What are the standards of care for medical marijuana recommendations? Some doctors require detailed medical records, some will take a journal, some take chiropractic records, and some glance at your records for about 2 minutes and ask if marijuana is helping without asking your name, checking your blood pressure, temperature or even doing the most basic physical examination! I think if we really care about protecting medical marijuana in this state, maybe we should start by maintaining proper standards of care for doctors...

 

 

This is perhaps the best question yet- thanks!

 

Hopefully Komorn can weigh in on this and correct whatever I get wrong.

 

Marijuana is NOT a prescription. You are NOT going to a marijuana clinic for a medical examination.
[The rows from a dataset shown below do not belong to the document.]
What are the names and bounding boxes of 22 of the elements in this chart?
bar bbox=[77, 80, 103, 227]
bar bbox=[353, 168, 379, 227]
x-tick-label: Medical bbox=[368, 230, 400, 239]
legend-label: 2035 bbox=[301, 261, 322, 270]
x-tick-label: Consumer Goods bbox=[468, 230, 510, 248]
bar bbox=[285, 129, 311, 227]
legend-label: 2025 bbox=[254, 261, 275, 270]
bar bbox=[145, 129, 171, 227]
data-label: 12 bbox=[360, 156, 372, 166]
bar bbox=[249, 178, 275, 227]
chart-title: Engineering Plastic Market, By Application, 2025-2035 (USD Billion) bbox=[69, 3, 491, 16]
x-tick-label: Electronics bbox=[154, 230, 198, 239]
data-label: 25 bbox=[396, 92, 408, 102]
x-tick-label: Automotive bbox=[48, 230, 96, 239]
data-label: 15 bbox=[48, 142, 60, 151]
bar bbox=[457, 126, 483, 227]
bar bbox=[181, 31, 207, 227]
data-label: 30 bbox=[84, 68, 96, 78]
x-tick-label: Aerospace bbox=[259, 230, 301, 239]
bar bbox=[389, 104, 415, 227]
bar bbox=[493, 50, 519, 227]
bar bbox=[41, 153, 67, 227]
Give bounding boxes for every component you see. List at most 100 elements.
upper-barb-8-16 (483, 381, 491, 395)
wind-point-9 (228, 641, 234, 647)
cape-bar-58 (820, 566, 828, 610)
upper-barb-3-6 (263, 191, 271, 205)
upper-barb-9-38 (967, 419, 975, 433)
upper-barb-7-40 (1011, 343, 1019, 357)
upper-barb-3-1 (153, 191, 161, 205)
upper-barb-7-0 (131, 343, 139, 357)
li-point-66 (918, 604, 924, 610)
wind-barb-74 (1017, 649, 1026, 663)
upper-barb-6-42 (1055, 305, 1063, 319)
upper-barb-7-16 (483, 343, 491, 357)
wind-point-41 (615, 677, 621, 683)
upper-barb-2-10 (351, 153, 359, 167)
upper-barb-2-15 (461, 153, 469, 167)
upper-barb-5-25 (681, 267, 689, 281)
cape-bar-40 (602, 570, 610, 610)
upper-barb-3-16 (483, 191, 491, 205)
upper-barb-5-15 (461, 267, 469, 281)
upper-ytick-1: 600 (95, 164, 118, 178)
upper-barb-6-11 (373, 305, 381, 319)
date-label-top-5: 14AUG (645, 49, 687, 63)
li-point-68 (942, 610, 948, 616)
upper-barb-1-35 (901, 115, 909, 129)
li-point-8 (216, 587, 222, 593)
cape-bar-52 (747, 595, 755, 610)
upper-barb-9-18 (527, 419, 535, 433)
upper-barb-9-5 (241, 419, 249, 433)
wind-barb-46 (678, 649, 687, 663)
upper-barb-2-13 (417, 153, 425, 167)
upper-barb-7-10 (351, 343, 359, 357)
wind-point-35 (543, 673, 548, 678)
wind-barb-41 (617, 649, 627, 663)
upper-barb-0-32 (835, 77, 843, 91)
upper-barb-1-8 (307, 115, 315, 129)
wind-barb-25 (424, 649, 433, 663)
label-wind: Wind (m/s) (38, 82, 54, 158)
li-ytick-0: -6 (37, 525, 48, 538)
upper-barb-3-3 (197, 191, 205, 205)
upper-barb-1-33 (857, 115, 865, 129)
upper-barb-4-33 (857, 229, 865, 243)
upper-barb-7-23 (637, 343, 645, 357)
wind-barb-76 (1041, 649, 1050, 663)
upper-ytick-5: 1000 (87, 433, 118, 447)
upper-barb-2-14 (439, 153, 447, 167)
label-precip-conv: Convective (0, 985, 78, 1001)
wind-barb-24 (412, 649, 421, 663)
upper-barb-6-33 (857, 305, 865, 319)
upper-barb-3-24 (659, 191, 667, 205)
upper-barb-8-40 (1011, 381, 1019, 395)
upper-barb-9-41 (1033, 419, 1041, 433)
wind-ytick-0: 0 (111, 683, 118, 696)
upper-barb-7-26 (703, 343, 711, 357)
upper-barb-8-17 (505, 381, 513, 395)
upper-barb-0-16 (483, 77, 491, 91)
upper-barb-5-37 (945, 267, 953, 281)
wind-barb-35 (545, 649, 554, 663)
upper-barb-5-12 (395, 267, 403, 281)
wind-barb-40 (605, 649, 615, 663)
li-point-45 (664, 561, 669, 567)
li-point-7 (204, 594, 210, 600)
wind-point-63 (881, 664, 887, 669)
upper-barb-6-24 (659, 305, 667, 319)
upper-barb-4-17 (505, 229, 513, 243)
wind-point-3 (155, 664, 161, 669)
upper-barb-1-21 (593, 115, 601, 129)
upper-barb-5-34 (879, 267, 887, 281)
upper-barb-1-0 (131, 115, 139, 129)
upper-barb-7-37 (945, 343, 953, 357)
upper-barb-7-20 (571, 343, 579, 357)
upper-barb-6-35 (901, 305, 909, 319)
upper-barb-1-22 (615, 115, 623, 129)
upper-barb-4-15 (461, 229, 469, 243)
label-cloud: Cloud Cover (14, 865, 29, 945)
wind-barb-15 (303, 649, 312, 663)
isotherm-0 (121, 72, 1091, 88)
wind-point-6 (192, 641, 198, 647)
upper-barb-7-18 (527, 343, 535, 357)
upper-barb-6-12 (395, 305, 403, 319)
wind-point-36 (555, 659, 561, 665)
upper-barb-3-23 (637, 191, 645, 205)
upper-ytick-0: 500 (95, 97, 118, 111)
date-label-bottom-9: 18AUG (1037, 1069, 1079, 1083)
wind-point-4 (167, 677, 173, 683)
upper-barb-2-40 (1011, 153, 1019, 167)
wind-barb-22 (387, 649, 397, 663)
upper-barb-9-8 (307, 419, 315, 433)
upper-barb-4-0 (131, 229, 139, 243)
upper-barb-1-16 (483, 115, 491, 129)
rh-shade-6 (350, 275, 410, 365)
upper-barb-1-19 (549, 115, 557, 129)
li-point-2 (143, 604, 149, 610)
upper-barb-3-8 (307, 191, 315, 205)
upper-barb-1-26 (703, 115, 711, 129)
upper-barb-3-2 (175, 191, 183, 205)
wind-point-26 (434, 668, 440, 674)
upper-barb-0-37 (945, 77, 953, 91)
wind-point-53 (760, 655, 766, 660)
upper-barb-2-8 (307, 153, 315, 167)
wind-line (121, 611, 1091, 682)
There does NOT have to be a doctor-patient relationship (at least not a clinical relationship).

 

You visit the marijuana doctor for a RECOMMENDATION and CERTIFICATION that you have a serious medical condition with symptoms that can be relieved from the use of marijuana. It is a consultation, not a clinical examination.

 

A consultation without the doctor reviewing medical records or supporting documentation and spending some time with the patient is NOT a sufficient consultation and amounts to fraud and medical malpractice.

 

So... the "standard of care" in a medical marijuana consultation is a review of medical records and consultation with the patient sufficiently thorough to determine whether the patient has a debilitating medical condition to which marijuana could provide some palliative or therapeutic benefit.